Projects

   Voting Ensemble in Spam Classification - NLP research focusing on identify spam in SMS data. I develop a voting ensemble model that considers 11 models for membership including - Random Forests, BERT, Extremely Randomized Trees, Gradient Boosted Trees, Random Forest with Extreme Gradient Boosting, Naïve Bayes, Support Vector Machines, Convolutional Neural Network, Long Term Short Term Memory network, Adaptive Boosting, and Logistic Regression.
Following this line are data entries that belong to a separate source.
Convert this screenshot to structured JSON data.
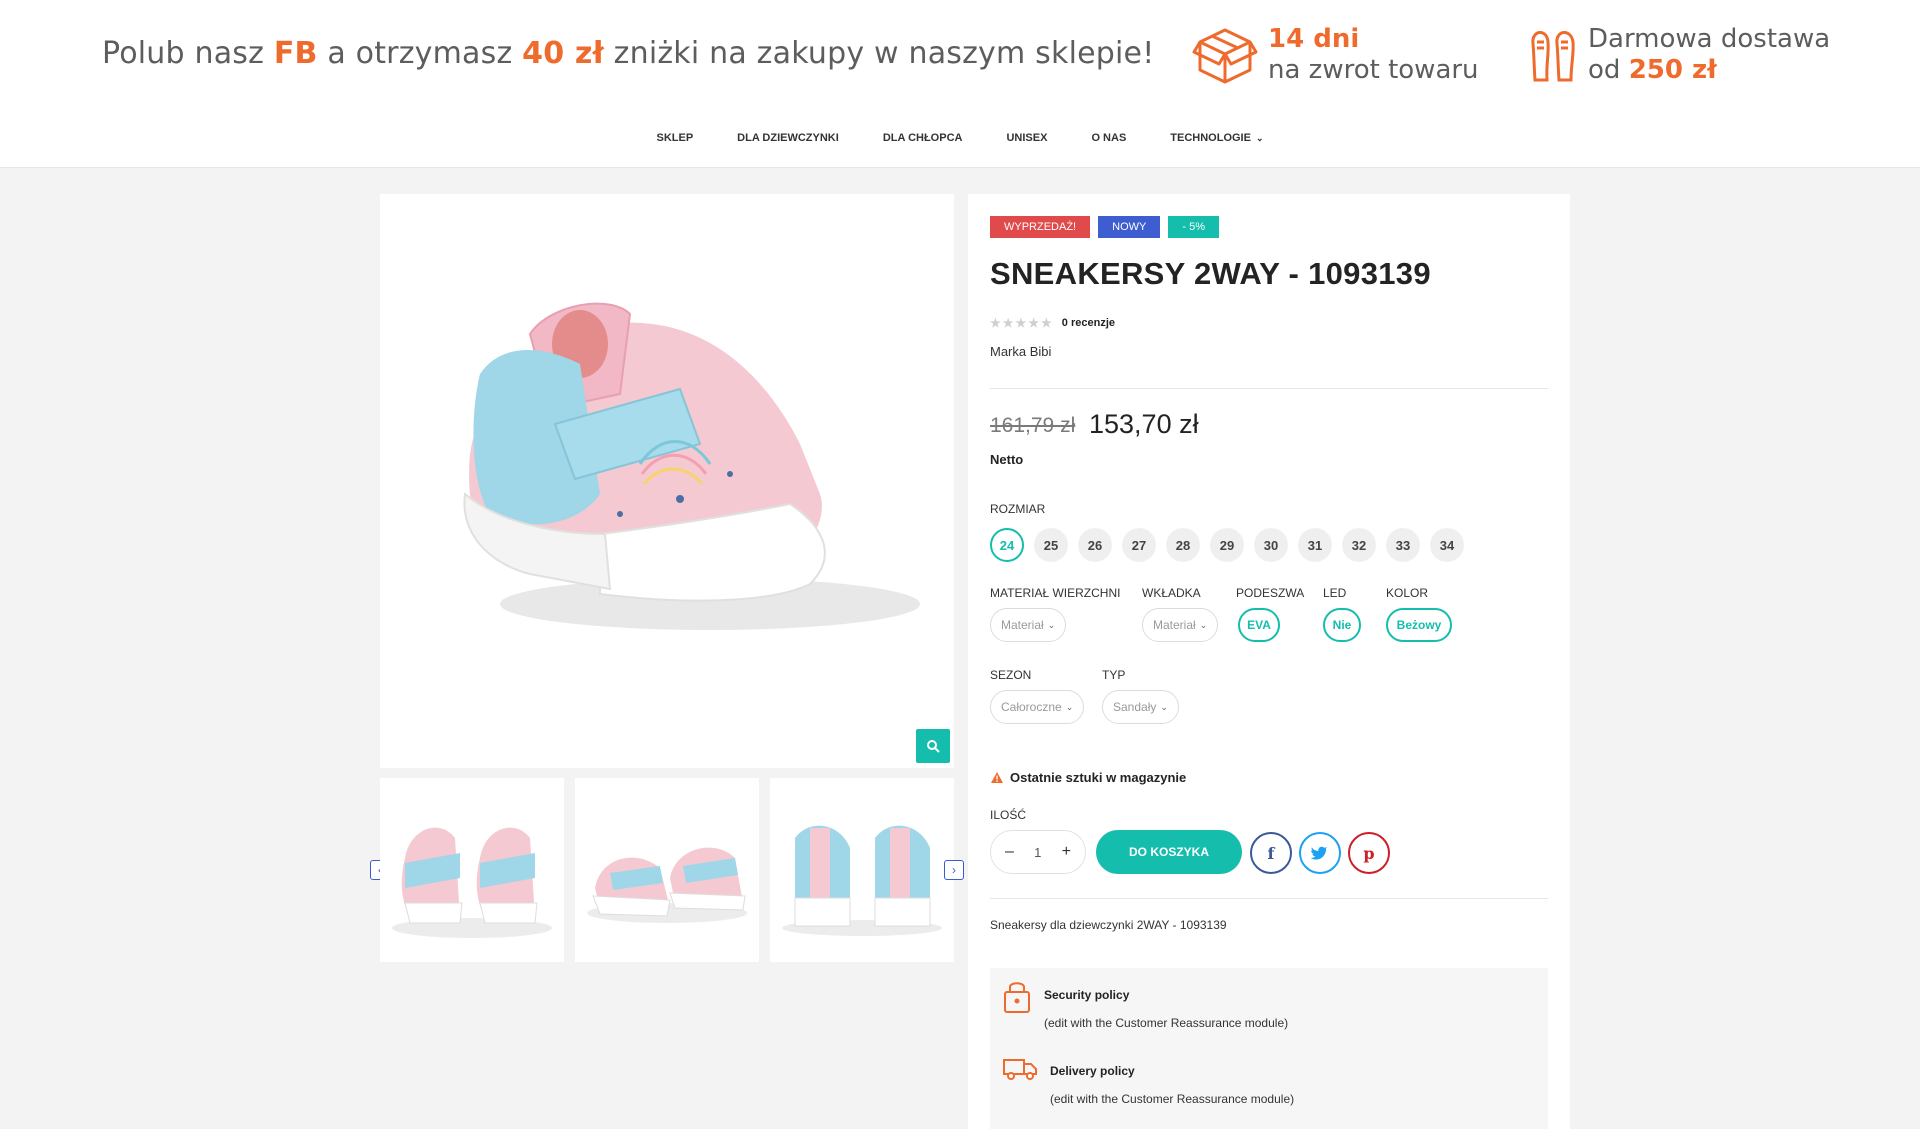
{
  "promo": {
    "p1": "Polub nasz ",
    "fb": "FB",
    "p2": " a otrzymasz ",
    "amount": "40 zł",
    "p3": " zniżki na zakupy w naszym sklepie!"
  },
  "returns": {
    "line1": "14 dni",
    "line2": "na zwrot towaru"
  },
  "delivery": {
    "line1": "Darmowa dostawa",
    "line2_prefix": "od ",
    "line2_amount": "250 zł"
  },
  "nav": [
    "SKLEP",
    "DLA DZIEWCZYNKI",
    "DLA CHŁOPCA",
    "UNISEX",
    "O NAS",
    "TECHNOLOGIE"
  ],
  "product": {
    "badges": {
      "sale": "WYPRZEDAŻ!",
      "new": "NOWY",
      "discount": "- 5%"
    },
    "title": "SNEAKERSY 2WAY - 1093139",
    "reviews": "0 recenzje",
    "brand": "Marka Bibi",
    "old_price": "161,79 zł",
    "price": "153,70 zł",
    "netto": "Netto",
    "rating_value": 0,
    "rating_max": 5,
    "size_label": "ROZMIAR",
    "sizes": [
      "24",
      "25",
      "26",
      "27",
      "28",
      "29",
      "30",
      "31",
      "32",
      "33",
      "34"
    ],
    "selected_size": "24",
    "attributes": {
      "material_label": "MATERIAŁ WIERZCHNI",
      "material_value": "Materiał",
      "insole_label": "WKŁADKA",
      "insole_value": "Materiał",
      "sole_label": "PODESZWA",
      "sole_value": "EVA",
      "led_label": "LED",
      "led_value": "Nie",
      "color_label": "KOLOR",
      "color_value": "Beżowy",
      "season_label": "SEZON",
      "season_value": "Całoroczne",
      "type_label": "TYP",
      "type_value": "Sandały"
    },
    "stock": "Ostatnie sztuki w magazynie",
    "qty_label": "ILOŚĆ",
    "qty": "1",
    "qty_minus": "–",
    "qty_plus": "+",
    "cart_btn": "DO KOSZYKA",
    "description": "Sneakersy dla dziewczynki 2WAY - 1093139"
  },
  "reassurance": [
    {
      "title": "Security policy",
      "sub": "(edit with the Customer Reassurance module)"
    },
    {
      "title": "Delivery policy",
      "sub": "(edit with the Customer Reassurance module)"
    }
  ],
  "colors": {
    "accent": "#14bdac",
    "orange": "#ef6a2d",
    "sale": "#e04a4a",
    "new": "#3d5dd1"
  }
}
   Company Bankruptcy Prediction - Application of various classification techniques to predict company bankruptcy. Methods evaluated include Logistic Regression, SVC, Naïve Bayes, Random Forests, Gradient Boosted Trees, and Extra Trees.
   CNN to detect Digits - Machine vision project that applies a convoluted neural network to identify handwritten numbers.
   Unsupervised Learning to detect Digits - As part of the same Kaggle competition, this project applies unsupervised learning techniques (K-mean and PCA) to indentify images of handwritten numbers.
   Discrete Event Simulation - Discrete event simulation applied to a call center. Model allows for phone call handoffs, balking, and routing.
   SQL Portfolio - Collection of SQL queries that build data outputs relevant to actuaries. Queries included for building both left and justified triangles and counting claims.